El padre Pedro María Ramírez, más conocido como el Mártir de Armero, murió durante la revuelta del 9 de abril de 1948 luego de que se negase huir de la ciudad de Armero y que considerará su presencia necesaria para ayudar a la población. El 10 de abril, hacia las cinco de la tarde, una multitud de radicales liberales entró en la iglesia, profanando el templo y pidieron a las monjas y al padre Pedro que entregaran unas supuestas armas que tenían escondidas en el convento. Al no encontrar nada, sacaron al sacerdote y en el centro de la plaza lo asesinaron a machetazos.

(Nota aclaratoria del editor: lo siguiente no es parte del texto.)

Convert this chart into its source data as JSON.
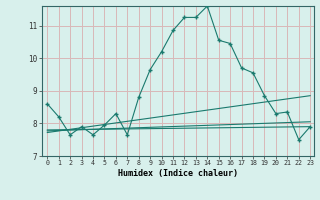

Según recoge Gaudium Press, los dramáticos acontecimientos de esos días hicieron presentir al Padre horas antes, que sería martirizado inevitablemente, lo que lo llevó a redactar un breve pero conmovedor y muy sentido testamento: "Santísima Trinidad. De mi parte deseo morir por Cristo y su fe", encabezaba el texto en el que daba gracias a su Obispo, que lo había ordenado y hecho párroco en Armero. Mencionaba con grata recordación a su consejero el P. Dávila y a las religiosas de la comunidad de las Madres Eucarísticas prometiéndoles velar por ellas desde el Cielo. A su querida familia la invitaba a seguir el ejemplo de él, muriendo por Cristo.

Nunca antes realmente se había visto en la historia de nuestra querida patria Colombiana del siglo XX, un crimen tan horroroso y sanguinario. Asesinado a las 4 de la tarde, su cadáver permaneció toda la noche insepulto porque nadie se atrevía a rescatarlo para darle cristiana inhumación, ya que el puñado minoritario pero radical de asesinos había conseguido dominar con el amedrentamiento a toda la población.